Vous est-il déjà arrivé de faire sauter la capsule de l’objet de vos contemplations et d’assister à l’éjection précoce de sa substance interne? Le rituel préliminaire de mes liaisons mensuelles avec vous, chers lecteurs, comporte l’ouverture d’une bouteille de bière. Elle se développe au rythme du liquide qui caresse voluptueusement les sens de ma jouissance gustative. La finale consiste en une satisfaction solitaire, au moment où j‘autorise mon logiciel Eudora, d’envoyer le témoignage de mon aventure au pupitre de la rédactrice en chef (devenue, depuis ce numéro, le rédacteur en chef. En passant, bienvenue Éric-Olivier).
Vous devinez qu’entre la première et la dernière gorgée, j’ai eu le temps d’inviter à la gambrinale (une bacchanale pour bières, ne cherchez pas le mot «gambrinale» dans le dictionnaire, il n’y est pas encore), quelques bouteilles... Ce soir, j’offre à mes bourgeons gustatifs, une Don de Dieu.
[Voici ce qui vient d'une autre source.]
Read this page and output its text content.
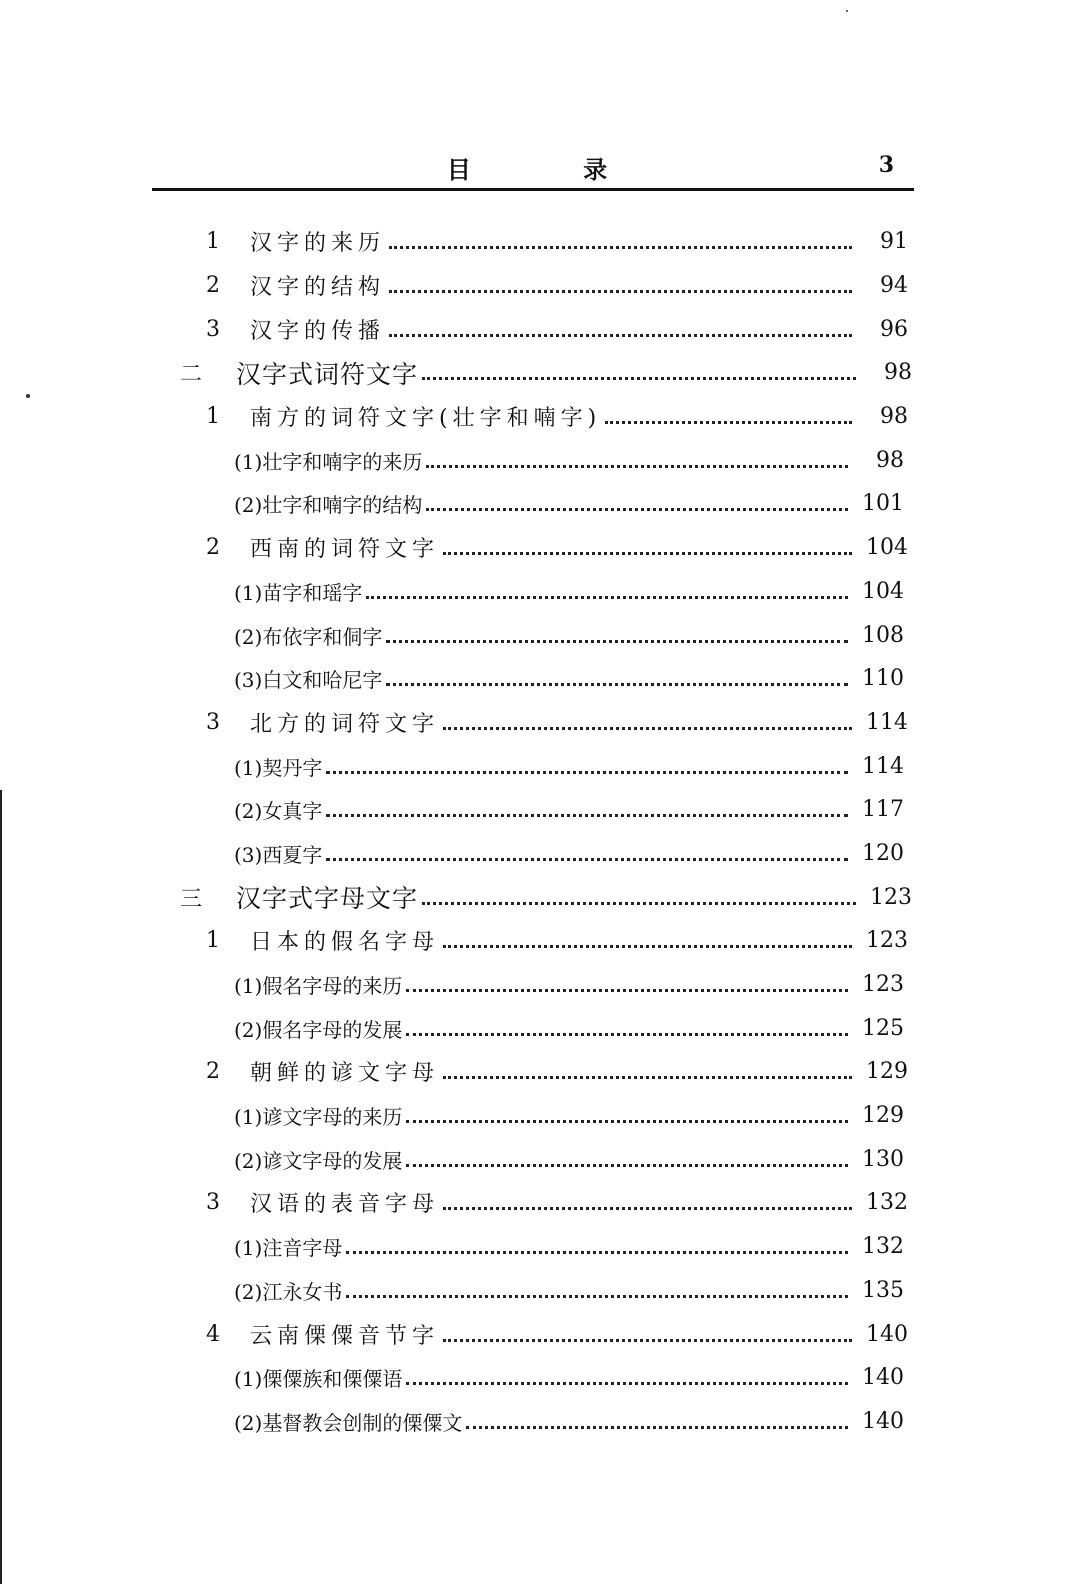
目 录	3
1	汉字的来历	91
2	汉字的结构	94
3	汉字的传播	96
二	汉字式词符文字	98
1	南方的词符文字(壮字和喃字)	98
(1)壮字和喃字的来历	98
(2)壮字和喃字的结构	101
2	西南的词符文字	104
(1)苗字和瑶字	104
(2)布依字和侗字	108
(3)白文和哈尼字	110
3	北方的词符文字	114
(1)契丹字	114
(2)女真字	117
(3)西夏字	120
三	汉字式字母文字	123
1	日本的假名字母	123
(1)假名字母的来历	123
(2)假名字母的发展	125
2	朝鲜的谚文字母	129
(1)谚文字母的来历	129
(2)谚文字母的发展	130
3	汉语的表音字母	132
(1)注音字母	132
(2)江永女书	135
4	云南傈僳音节字	140
(1)傈僳族和傈僳语	140
(2)基督教会创制的傈僳文	140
Remarquez incidemment la tournure du substantif: il ne faut pas confondre «une Don de Dieu» et «un don de Dieu». Deux secondes après que le nuage de la décompression se soit formé dans le goulot, un torrent de mousse déborde suavement sur la paroi extérieure de la bouteille! Pourquoi diable cette bière a témoigné de sa jouissance avant la mienne?
Ce produit est refermenté en bouteille. Cette méthode fut mise au point par un moine de Reims (prononcez «rince») en France: Dom Pérignon. La procédure est connue sous le nom de «méthode champenoise». Elle consiste à provoquer une fermentation à l’intérieur de la bouteille dans le but de saturer le liquide de gaz carbonique. Le récipient étant hermétiquement fermé, le gaz ne peut pas s’échapper: il se dilue dans la boisson. Il faut doser la quantité de sucre ajoutée à la bière avant l’embouteillage afin que la saturation soit parfaite. Sur les papilles, cette (et non pas ce) Don de Dieu offre ses saveurs classiques, c’est-à-dire presque rien; un voile de blé arrondi d’une onctuosité d’alcool dont le pétillement mordille agréablement les papilles. De toute évidence, la source du «gushing» réside dans le dosage de sucre. En d’autres occasions, le problème pourrait être dû à une température d’entreposage trop élevée, ce qui favorise l’action de la levure. Pour vérifier, j’ai ouvert une Fin du Monde, originant de la même brasserie, que je me suis procurée le même jour, au même endroit. Aucune éjaculation hâtive ne s’est produite! Conclusion; vraisemblablement un problème de dosage de sucre.
D’autres variables peuvent expliquer le gushing.
L’une d’elles est l’infection bactérienne. La présence de bactéries dans la bière n’est pas pathogène pour l’humain. L’art du brassage de la famille des lambics repose justement sur la dextérité des brasseurs de gérer la complexité ces fermentations. Mais ici au Québec (incluant tous les pays voisins des Amériques), il s’agit d’un défaut. Comment l’identifier? Par les flaveurs de cidre (sauf s’il s’agit de bières aux pommes) ou encore évoquant le sirop contre la toux. Au début du mois d’août, en visite à Québec, je me suis offert une Blanche de Québec, la seule bière de microbrasserie offerte dans le pub où mes fesses réchauffaient un banc. Elle manifestait tous les symptômes d’une infection bactérienne! Après trois gorgées, j’ai demandé une Black Label.
Depuis le début de la révolution brassicole, trois microbrasseries ont ouvert leurs robinets dans la région de la Vieille Capitale: Portneuvoise, Beaucebroue et les Brasseurs de la Vieille Capitale. Les trois ont brassé des bières qui manifestaient ces symptômes et ont par la suite déclaré faillite! Coincidence? La quatrième brasserie du coin nous offre des bières dont les saveurs sont souvent infectées à la bactérie (Ferme-brasserie Schoune). Une conclusion s’impose: la ville de Québec est probablement le prochain berceau des brasseurs de lambics sur cette planète. Mais qui osera s’aventurer sur ce chemin, sachant qu’un lambic demande au minimum 3 ans de vieillissement en cave?
Une autre variable explique le gushing. Agiter la bouteille avant de l’ouvrir... C’est souvent pour arroser un joyeux événement. Le goût du liquide est alors bien secondaire. La distance qu’il peut franchir une fois la capsule sautée détermine le choix. Je vous conseille alors un vin mousseux!